Cricket – Sachin Tendulkar and the Subaltern

I love the contradiction and irony of this.

Source: Times of India

We have the greatest batsman in the history of cricket on the one hand, making history yet again by becoming the highest run-getter in Test Cricket.

Juxtaposing that individual brilliance is the Sensex (Indian Stock Market) dipping below 10 K yesterday thanks to the US-led global financial meltdown.

Congratulations to the Master Blaster for succeeding where neo-liberal markets have failed; after all markets are not for ‘uniting’ peoples or nations, and building solidarity. However, employing the legend of Sachin Tendulkar is a win-win game for global capitalism even if the Sensex does not show it.

Such is the strength of the human spirit and national pride, that the Indian media called Sachin Tendulkar ‘King of the World’ and announced that 1 BILLION Indians are celebrating this proud moment. It was a moment of ‘national unity’ maybe even Pan-Indian unity, in the midst of a financial crisis that has bankrupted businesses, left thousands jobless and worried about their future. I can only speak for myself; sick, hungry and fasting all the way in the United States but up at 2am to see the historic moment.

I don’t know how the subaltern feels about Sachin Tendulkar and this historic moment. Tendulkar is the Mahatma Gandhi of Indian cricket — his story, his legend perpetuates the Indian space as a universal solvent or solution for caste divisions, religious differences and communalism. From an industrialized-nation standpoint, cricket is considered a ‘subaltern sport’ and mistakenly-so.

We can hardly call it subaltern in the world of corporate sponsorship and ownership. Cricket was part of the colonial seduction, the colonial paraphernalia of the British Raj and co-option by Indians was of the utmost importance to British empire. It was only through making Indians part of the game, making them consumers of yet another colonial product that an elitist sport, considerably a ‘gentleman’s game’ like cricket instead of kabaddi or gulli danda, became a national sport, a site for national glory.

As a legacy of British colonialism, cricket presents a strong critique of the term ‘post-colonialism.’ After all, how post-colonial can India be as a country if it has simply adapted a British sport and turned it into the national sport of India?

If anyone is interested, some good articles/books on this topic are here:

I may compile more later.

What’s even more problematic and fascinating is how immigrants from decolonized nations have continued to celebrate and glorify cricket as their sport. In the United States alone, there are 36 established leagues, 650 clubs and 12,000 senior players mostly of South Asian and West Indies descent. Here are some excerpts from an article on the immigrant-cricket diaspora:

“Cricket is a unifying sport. There are people from different backgrounds…once you start playing the game with different folks from different cultures you realize that we’re not that far apart. It’s called a gentlemen’s game. The perception of the game was premised on being a gentlemen and having good manners… there’s a discipline in the game that you take with you off the field.

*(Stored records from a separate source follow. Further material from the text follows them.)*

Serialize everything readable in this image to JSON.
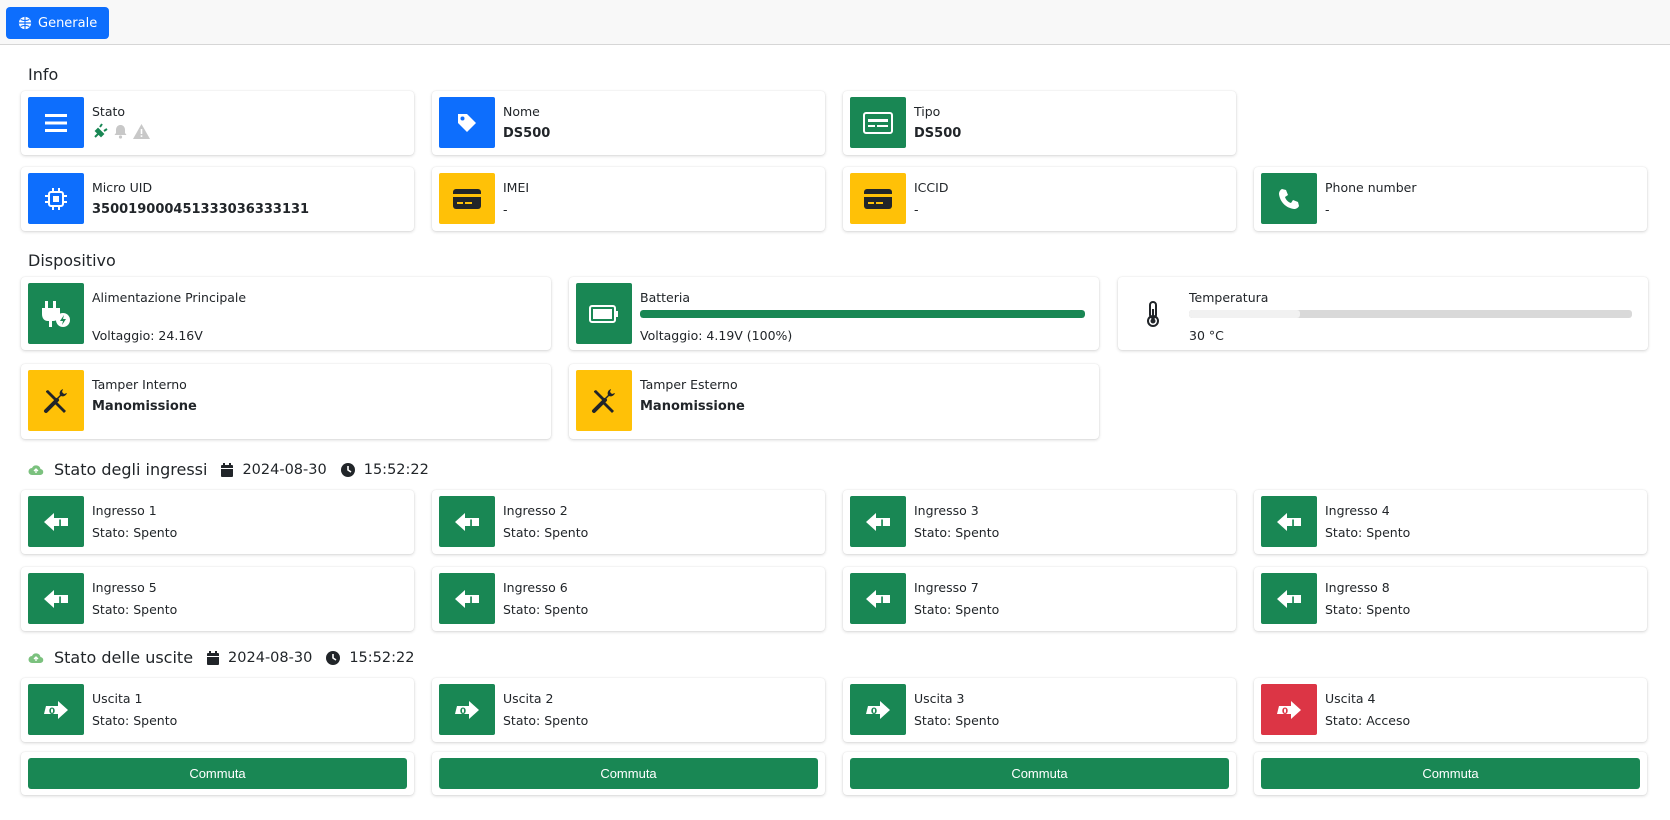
{
  "header": {
    "tab_label": "Generale"
  },
  "sections": {
    "info": "Info",
    "dispositivo": "Dispositivo",
    "ingressi": {
      "title": "Stato degli ingressi",
      "date": "2024-08-30",
      "time": "15:52:22"
    },
    "uscite": {
      "title": "Stato delle uscite",
      "date": "2024-08-30",
      "time": "15:52:22"
    }
  },
  "info": {
    "stato": {
      "label": "Stato",
      "icons": [
        "plug-bolt-icon",
        "bell-icon",
        "warning-icon"
      ]
    },
    "nome": {
      "label": "Nome",
      "value": "DS500"
    },
    "tipo": {
      "label": "Tipo",
      "value": "DS500"
    },
    "micro_uid": {
      "label": "Micro UID",
      "value": "35001900045133303633313​1"
    },
    "imei": {
      "label": "IMEI",
      "value": "-"
    },
    "iccid": {
      "label": "ICCID",
      "value": "-"
    },
    "phone": {
      "label": "Phone number",
      "value": "-"
    }
  },
  "device": {
    "alimentazione": {
      "label": "Alimentazione Principale",
      "value": "Voltaggio: 24.16V"
    },
    "batteria": {
      "label": "Batteria",
      "value": "Voltaggio: 4.19V (100%)",
      "level_percent": 100
    },
    "temperatura": {
      "label": "Temperatura",
      "value": "30 °C",
      "level_percent": 25
    },
    "tamper_interno": {
      "label": "Tamper Interno",
      "value": "Manomissione"
    },
    "tamper_esterno": {
      "label": "Tamper Esterno",
      "value": "Manomissione"
    }
  },
  "inputs": [
    {
      "label": "Ingresso 1",
      "status": "Stato: Spento"
    },
    {
      "label": "Ingresso 2",
      "status": "Stato: Spento"
    },
    {
      "label": "Ingresso 3",
      "status": "Stato: Spento"
    },
    {
      "label": "Ingresso 4",
      "status": "Stato: Spento"
    },
    {
      "label": "Ingresso 5",
      "status": "Stato: Spento"
    },
    {
      "label": "Ingresso 6",
      "status": "Stato: Spento"
    },
    {
      "label": "Ingresso 7",
      "status": "Stato: Spento"
    },
    {
      "label": "Ingresso 8",
      "status": "Stato: Spento"
    }
  ],
  "outputs": [
    {
      "label": "Uscita 1",
      "status": "Stato: Spento",
      "on": false
    },
    {
      "label": "Uscita 2",
      "status": "Stato: Spento",
      "on": false
    },
    {
      "label": "Uscita 3",
      "status": "Stato: Spento",
      "on": false
    },
    {
      "label": "Uscita 4",
      "status": "Stato: Acceso",
      "on": true
    }
  ],
  "actions": {
    "toggle_label": "Commuta"
  },
  "colors": {
    "primary": "#0d6efd",
    "success": "#198754",
    "warning": "#ffc107",
    "danger": "#dc3545",
    "cloud": "#7bc17e"
  }
}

Cricket originally spread through British colonization. While the history of colonialism and monarchical rule leaves mixed memories for many, most can agree that cricket is one legacy for which they can thank the British.

I suppose my problem with this has less to do with the post-colonial aspect than the seduction that ensues as the game becomes more corporate.

The success of the Master Blaster, the darling of the national media today (and its scorn when he has a bad day), is yet another wanton distraction. The media is selling the product and we are simply consuming without questioning. Lost once again, in the meta-narrative of this legendary tale, is the voice of the subaltern.

The seduction continues, albeit in a new way by a new agent.